The two main changes in Elasticsearch 6 which impacted search result quality were:

  • Switching from classic similarity to BM25 similarity. This issue arose with Elasticsearch 5, but we decided to go ahead with the new similarity when moving to Elasticsearch 6.

  • The removal of query coordination factors, affecting the scoring of multi-clause should and must queries. This meant that even if we switched back to classic similarity, we wouldn't get the same results we had with Elasticsearch 5.

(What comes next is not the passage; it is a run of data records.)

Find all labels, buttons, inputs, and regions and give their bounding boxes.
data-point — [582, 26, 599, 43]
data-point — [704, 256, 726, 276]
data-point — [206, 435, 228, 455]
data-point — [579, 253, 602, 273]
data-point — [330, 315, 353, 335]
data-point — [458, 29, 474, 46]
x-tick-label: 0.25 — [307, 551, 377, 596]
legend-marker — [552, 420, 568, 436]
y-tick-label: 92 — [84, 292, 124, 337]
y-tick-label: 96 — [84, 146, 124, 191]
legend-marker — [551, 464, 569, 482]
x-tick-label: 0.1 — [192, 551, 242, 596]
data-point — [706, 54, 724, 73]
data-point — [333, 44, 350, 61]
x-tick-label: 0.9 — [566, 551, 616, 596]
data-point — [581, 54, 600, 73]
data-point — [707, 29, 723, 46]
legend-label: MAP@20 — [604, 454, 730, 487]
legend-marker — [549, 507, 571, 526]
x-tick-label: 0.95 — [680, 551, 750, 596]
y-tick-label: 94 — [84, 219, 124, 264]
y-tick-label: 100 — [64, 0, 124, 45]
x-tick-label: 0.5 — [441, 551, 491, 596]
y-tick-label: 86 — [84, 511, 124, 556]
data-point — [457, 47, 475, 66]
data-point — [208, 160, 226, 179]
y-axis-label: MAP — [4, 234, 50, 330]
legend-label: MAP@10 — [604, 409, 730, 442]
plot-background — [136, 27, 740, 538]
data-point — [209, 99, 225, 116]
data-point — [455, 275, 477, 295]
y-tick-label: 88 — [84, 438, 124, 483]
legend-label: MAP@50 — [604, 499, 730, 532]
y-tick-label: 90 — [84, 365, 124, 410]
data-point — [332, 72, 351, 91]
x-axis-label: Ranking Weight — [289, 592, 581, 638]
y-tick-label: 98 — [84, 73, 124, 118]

With query coordination factors, multi-clause should and must queries are scored as:

sum(clause scores) * num(matching clauses) / num(clauses)

So if a query has 7 clauses and 2 of them match, the overall score is multipled by 2/7. The effect of this is to make documents which match multiple clauses tend to rank higher than documents which match fewer clauses, even if those fewer clauses are matched really well. The assumption is that the number of matching clauses is an important predictor of relevance.

Without query coordination factors, the query is scored as:

sum(clause scores)

Figuring out how to improve the search query was not a straightforward, or particularly systematic, process.

Our Elasticsearch 5 query is:

{
  bool: {
    should: [
      match_phrase("title", query),
      match_phrase("acronym", query),
      match_phrase("description", query),
      match_phrase("indexable_content", query),
      match_all_terms(%w(title acronym description indexable_content), query),
      match_any_terms(%w(title acronym description indexable_content), query),
      minimum_should_match("all_searchable_text", query)
    ],
  }
}

And the Elasticsearch 6 query we settled on is:

should_coord_query([
  match_all_terms(%w(title), query, MATCH_ALL_TITLE_BOOST),
  match_all_terms(%w(acronym), query, MATCH_ALL_ACRONYM_BOOST),
  match_all_terms(%w(description), query, MATCH_ALL_DESCRIPTION_BOOST),
  match_all_terms(%w(indexable_content), query, MATCH_ALL_INDEXABLE_CONTENT_BOOST),
  match_all_terms(%w(title acronym description indexable_content), query, MATCH_ALL_MULTI_BOOST),
  match_any_terms(%w(title acronym description indexable_content), query, MATCH_ANY_MULTI_BOOST),
  minimum_should_match("all_searchable_text", query, MATCH_MINIMUM_BOOST)
])

Here should_coord_query is a reimplementation of the query coordination factor-based scoring, using a function_score query. We also changed the match_phrase clauses in the Elasticsearch 5 query to match_all_terms clauses, and adjusted the field boosting factors.

We then ran the A/B test again, and found that the Elasticsearch 6 with the new query had a clickthrough rate within 3 percentage points of Elasticsearch 5 with the old query, and decided that this was good enough to go ahead with the switch.

Decomissioning Elasticsearch 5

The steps we followed to switch to Elasticsearch 6 permanently and to decomission Elasticsearch 5 were:

  1. Switch search-api to the B variant of the A/B test and disable the A cluster so no more indexing is done (PR #1713).
  2. Disable the A/B test in govuk-cdn-config (PR #203) and finder-frontend (PR #1611).
  3. Remove Elasticsearch 5 configuration from govuk-puppet (PR #9643).
  4. Remove Elasticsearch 5 from govuk-aws (PR #1123).

We didn't want to be permanently using the "B" configuration, which required some care to change:

  1. Set the ELASTICSEARCH_URI environment variable to the same value as the ELASTICSEARCH_B_URI environment variable in govuk-puppet (PR #9648).
  2. Swap out the "B" cluster configuration for the "A" cluster configuration (PR #1718).
  3. Unset the ELASTICSEARCH_B_URI environment variable in govuk-puppet (PR #9649).

This approach avoided the need to coordinate simultaneous deploys of search-api and govuk-puppet.